Il n’en fut plus de même lorsque les Anglais voulurent créer des colonies agricoles. Ils durent alors s’emparer du sol et déplacer les Indiens. En général, le colon anglais agit en cette circonstance avec les apparences de légalité qu’il ne néglige en aucune occasion. Moins brutal que l’Américain, qui dépossède brusquement les aborigènes, il entre en pourparlers avec eux, il signe un traité d’achat en bonne forme, et donne quelques menues marchandises de médiocre valeur en échange du terrain qu’il s’approprie. Le procédé est honnête, cependant le vendeur est mécontent. La tribu qui a cédé à bon compte ses droits de propriété sans se rendre un compte exact de la gravité de l’acte qu’elle accomplit reste en contact avec les Européens ; elle assiste à leurs travaux et quelquefois y prend part ; l’ivrognerie, la débauche, des maladies nouvelles, la déciment ; elle s’éteint moins vite peut-être, mais non moins inévitablement que celles qui ont été expulsées de haute lutte par le procédé américain. En attendant, elle est une gêne pour les colons de race blanche. Ceux-ci d’ailleurs ne reçoivent pas de leur pays natal l’appui que tout nouvel établissement obtient aux États-Unis du gouvernement de Washington. Ils ont voulu s’en aller, s’établir au loin ; on les laisse croître et se développer à leur aise, mais sans leur accorder ni aide ni subsides.
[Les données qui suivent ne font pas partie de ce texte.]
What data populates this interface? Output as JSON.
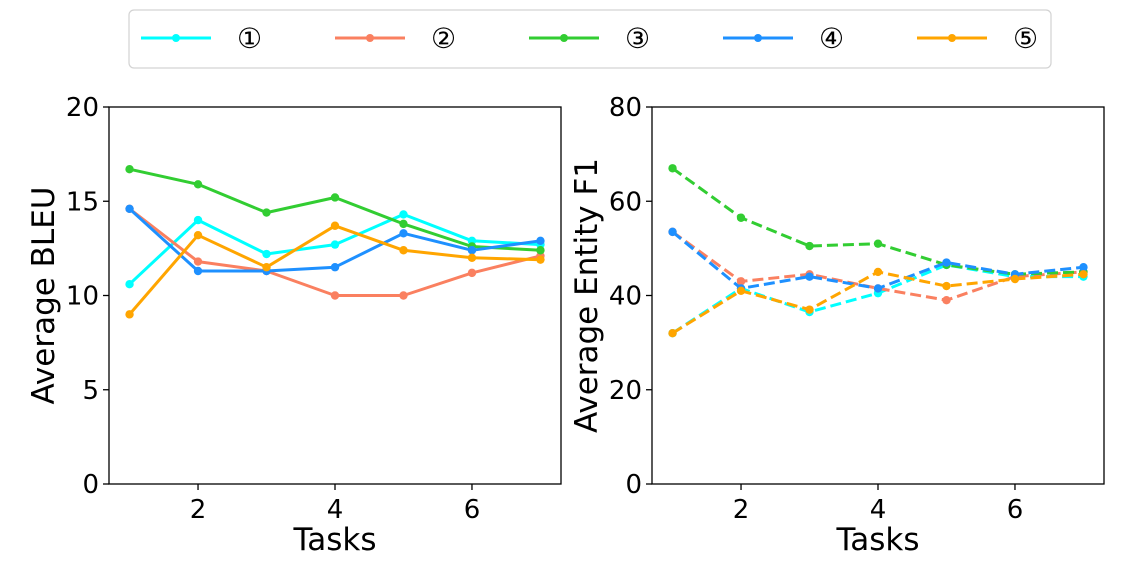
{
  "legend": {
    "location": "top-center",
    "entries": [
      {
        "label": "①",
        "color": "#00FFFF"
      },
      {
        "label": "②",
        "color": "#FA8060"
      },
      {
        "label": "③",
        "color": "#32CD32"
      },
      {
        "label": "④",
        "color": "#1E90FF"
      },
      {
        "label": "⑤",
        "color": "#FFA500"
      }
    ]
  },
  "chart_data": [
    {
      "type": "line",
      "line_style": "solid",
      "xlabel": "Tasks",
      "ylabel": "Average BLEU",
      "xlim": [
        0.7,
        7.3
      ],
      "ylim": [
        0,
        20
      ],
      "xticks": [
        2,
        4,
        6
      ],
      "yticks": [
        0,
        5,
        10,
        15,
        20
      ],
      "x": [
        1,
        2,
        3,
        4,
        5,
        6,
        7
      ],
      "series": [
        {
          "name": "①",
          "color": "#00FFFF",
          "values": [
            10.6,
            14.0,
            12.2,
            12.7,
            14.3,
            12.9,
            12.7
          ]
        },
        {
          "name": "②",
          "color": "#FA8060",
          "values": [
            14.6,
            11.8,
            11.3,
            10.0,
            10.0,
            11.2,
            12.1
          ]
        },
        {
          "name": "③",
          "color": "#32CD32",
          "values": [
            16.7,
            15.9,
            14.4,
            15.2,
            13.8,
            12.6,
            12.4
          ]
        },
        {
          "name": "④",
          "color": "#1E90FF",
          "values": [
            14.6,
            11.3,
            11.3,
            11.5,
            13.3,
            12.4,
            12.9
          ]
        },
        {
          "name": "⑤",
          "color": "#FFA500",
          "values": [
            9.0,
            13.2,
            11.5,
            13.7,
            12.4,
            12.0,
            11.9
          ]
        }
      ]
    },
    {
      "type": "line",
      "line_style": "dashed",
      "xlabel": "Tasks",
      "ylabel": "Average Entity F1",
      "xlim": [
        0.7,
        7.3
      ],
      "ylim": [
        0,
        80
      ],
      "xticks": [
        2,
        4,
        6
      ],
      "yticks": [
        0,
        20,
        40,
        60,
        80
      ],
      "x": [
        1,
        2,
        3,
        4,
        5,
        6,
        7
      ],
      "series": [
        {
          "name": "①",
          "color": "#00FFFF",
          "values": [
            32.0,
            41.5,
            36.5,
            40.5,
            46.5,
            44.0,
            44.0
          ]
        },
        {
          "name": "②",
          "color": "#FA8060",
          "values": [
            53.5,
            43.0,
            44.5,
            41.5,
            39.0,
            44.0,
            45.0
          ]
        },
        {
          "name": "③",
          "color": "#32CD32",
          "values": [
            67.0,
            56.5,
            50.5,
            51.0,
            46.5,
            44.5,
            45.0
          ]
        },
        {
          "name": "④",
          "color": "#1E90FF",
          "values": [
            53.5,
            41.5,
            44.0,
            41.5,
            47.0,
            44.5,
            46.0
          ]
        },
        {
          "name": "⑤",
          "color": "#FFA500",
          "values": [
            32.0,
            41.0,
            37.0,
            45.0,
            42.0,
            43.5,
            44.5
          ]
        }
      ]
    }
  ]
}
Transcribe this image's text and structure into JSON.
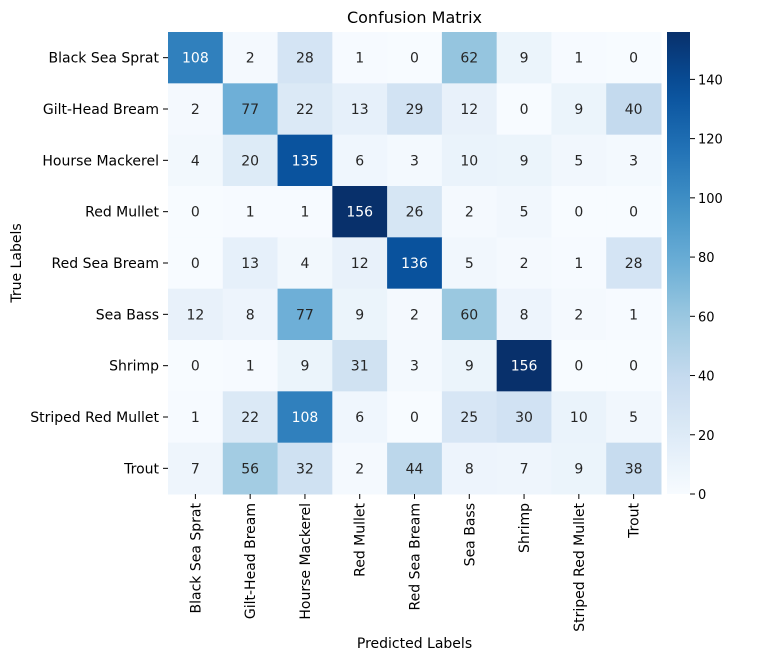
{
  "chart_data": {
    "type": "heatmap",
    "title": "Confusion Matrix",
    "xlabel": "Predicted Labels",
    "ylabel": "True Labels",
    "categories": [
      "Black Sea Sprat",
      "Gilt-Head Bream",
      "Hourse Mackerel",
      "Red Mullet",
      "Red Sea Bream",
      "Sea Bass",
      "Shrimp",
      "Striped Red Mullet",
      "Trout"
    ],
    "matrix": [
      [
        108,
        2,
        28,
        1,
        0,
        62,
        9,
        1,
        0
      ],
      [
        2,
        77,
        22,
        13,
        29,
        12,
        0,
        9,
        40
      ],
      [
        4,
        20,
        135,
        6,
        3,
        10,
        9,
        5,
        3
      ],
      [
        0,
        1,
        1,
        156,
        26,
        2,
        5,
        0,
        0
      ],
      [
        0,
        13,
        4,
        12,
        136,
        5,
        2,
        1,
        28
      ],
      [
        12,
        8,
        77,
        9,
        2,
        60,
        8,
        2,
        1
      ],
      [
        0,
        1,
        9,
        31,
        3,
        9,
        156,
        0,
        0
      ],
      [
        1,
        22,
        108,
        6,
        0,
        25,
        30,
        10,
        5
      ],
      [
        7,
        56,
        32,
        2,
        44,
        8,
        7,
        9,
        38
      ]
    ],
    "vmin": 0,
    "vmax": 156,
    "colormap": "Blues",
    "colorbar_ticks": [
      0,
      20,
      40,
      60,
      80,
      100,
      120,
      140
    ],
    "grid": false
  }
}
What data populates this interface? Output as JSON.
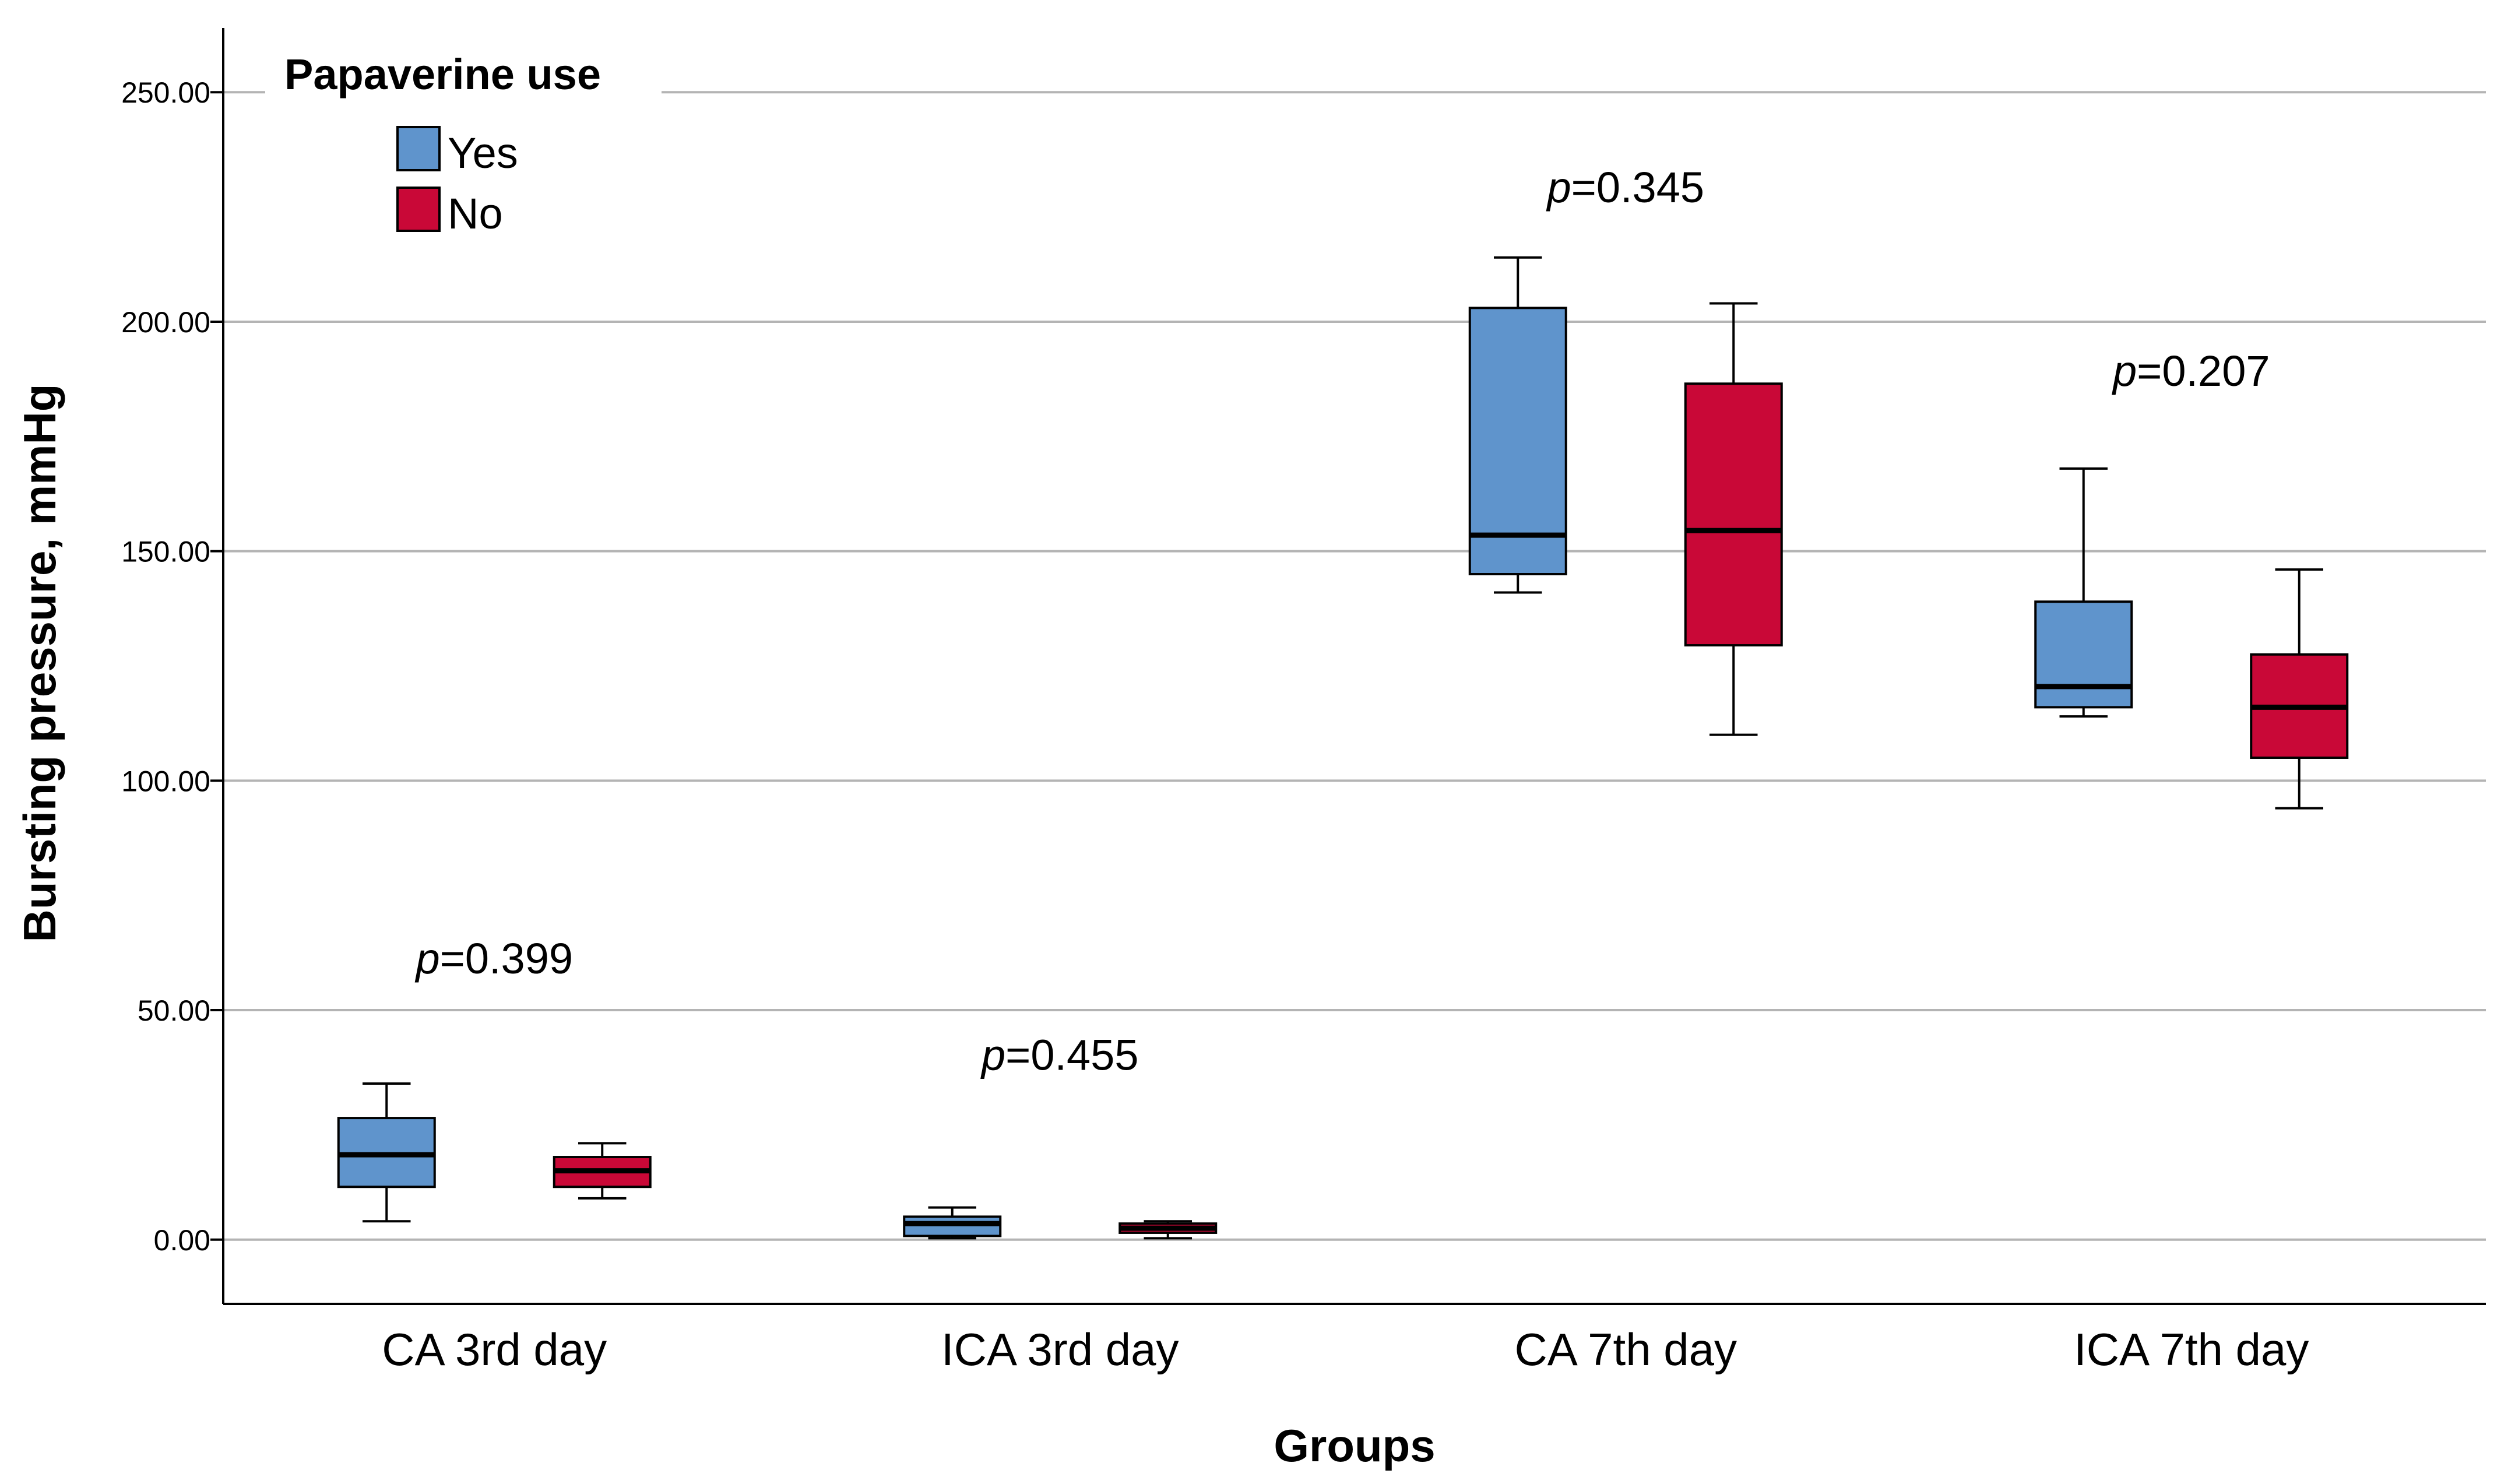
{
  "chart_data": {
    "type": "boxplot",
    "xlabel": "Groups",
    "ylabel": "Bursting pressure, mmHg",
    "ylim": [
      -14,
      264
    ],
    "yticks": [
      0,
      50,
      100,
      150,
      200,
      250
    ],
    "ytick_labels": [
      "0.00",
      "50.00",
      "100.00",
      "150.00",
      "200.00",
      "250.00"
    ],
    "grid": true,
    "legend": {
      "title": "Papaverine use",
      "position": "top-left",
      "entries": [
        {
          "name": "Yes",
          "color": "#5f94cc"
        },
        {
          "name": "No",
          "color": "#c90837"
        }
      ]
    },
    "categories": [
      "CA 3rd day",
      "ICA 3rd day",
      "CA 7th day",
      "ICA 7th day"
    ],
    "series": [
      {
        "name": "Yes",
        "color": "#5f94cc",
        "boxes": [
          {
            "min": 4,
            "q1": 11.5,
            "median": 18.5,
            "q3": 26.5,
            "max": 34
          },
          {
            "min": 0.3,
            "q1": 0.8,
            "median": 3.5,
            "q3": 5,
            "max": 7
          },
          {
            "min": 141,
            "q1": 145,
            "median": 153.5,
            "q3": 203,
            "max": 214
          },
          {
            "min": 114,
            "q1": 116,
            "median": 120.5,
            "q3": 139,
            "max": 168
          }
        ]
      },
      {
        "name": "No",
        "color": "#c90837",
        "boxes": [
          {
            "min": 9,
            "q1": 11.5,
            "median": 15,
            "q3": 18,
            "max": 21
          },
          {
            "min": 0.3,
            "q1": 1.5,
            "median": 2.5,
            "q3": 3.5,
            "max": 4
          },
          {
            "min": 110,
            "q1": 129.5,
            "median": 154.5,
            "q3": 186.5,
            "max": 204
          },
          {
            "min": 94,
            "q1": 105,
            "median": 116,
            "q3": 127.5,
            "max": 146
          }
        ]
      }
    ],
    "annotations": [
      {
        "group": "CA 3rd day",
        "prefix": "p",
        "value": "=0.399",
        "y": 58
      },
      {
        "group": "ICA 3rd day",
        "prefix": "p",
        "value": "=0.455",
        "y": 37
      },
      {
        "group": "CA 7th day",
        "prefix": "p",
        "value": "=0.345",
        "y": 226
      },
      {
        "group": "ICA 7th day",
        "prefix": "p",
        "value": "=0.207",
        "y": 186
      }
    ]
  }
}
La difficulté d’une colonisation accomplie dans de telles conditions s’accroît encore quand il s’agit d’une province très éloignée, comme la Colombie britannique, où les émigrans pauvres ne peuvent guère se rendre faute de ressources.

Pour en revenir au littoral américain de l’Océan-Pacifique, on aura compris, d’après les considérations qui précèdent, que les Anglais y sont dans une situation inférieure aux Américains. Cependant la Grande-Bretagne tient beaucoup à cette colonie lointaine, où elle retrouve, avec le climat qui convient le mieux à ses enfans, un port capable de rivaliser avec la baie célèbre de San-Francisco. L’acquisition de l’Amérique russe est-elle une menace pour ses propres domaines ? Si l’on suit la côte depuis le golfe Vermeille jusqu’au détroit de Behring, on rencontre d’abord la Californie, magnifique province peuplée de 400,000 habitans en vingt ans, aussi féconde par les productions du sol que par les richesses minérales ; au-dessus, les territoires de l’Orégon et de Washington offrent les mêmes ressources à l’émigrant avec une température aussi favorable. Plus au nord, c’est la Colombie britannique, et enfin, au-delà de la frontière idéale que les traités internationaux ont tracée sur la carte, s’étend le vaste territoire d’Aliaska, ouvert d’hier seulement aux entreprises aventureuses des Américains. Sur la frontière du midi de même que sur celle du nord, les pionniers avancent avec une ardeur infatigable, peu soucieux de respecter des limites qu’ils ne connaissent même pas. L’Anglais vient de loin et ne marche qu’avec réserve ; l’Américain est tout près et s’approprie le terrain sans formalités. Il est clair que la colonisation américaine prendra les devans. Le territoire dont il s’agit pourra bien rester en fait aux mains des Anglais ; mais, par les mœurs, par l’industrie, par la population, il ne différera guère des autres états de cette confédération dont on admire après tout la merveilleuse extension, quelque crainte que provoque sa croissance, et quelque répugnance qu’inspire sa liberté d’allures.


H. BLERZY.


  1. Voyez, sur ces deux expéditions contre Petropavlosk, Une Campagne dans l’Océan-Pacifique, par M. Ed. du HaiHy, — Revue du 1er août et du 1er septembre 1858.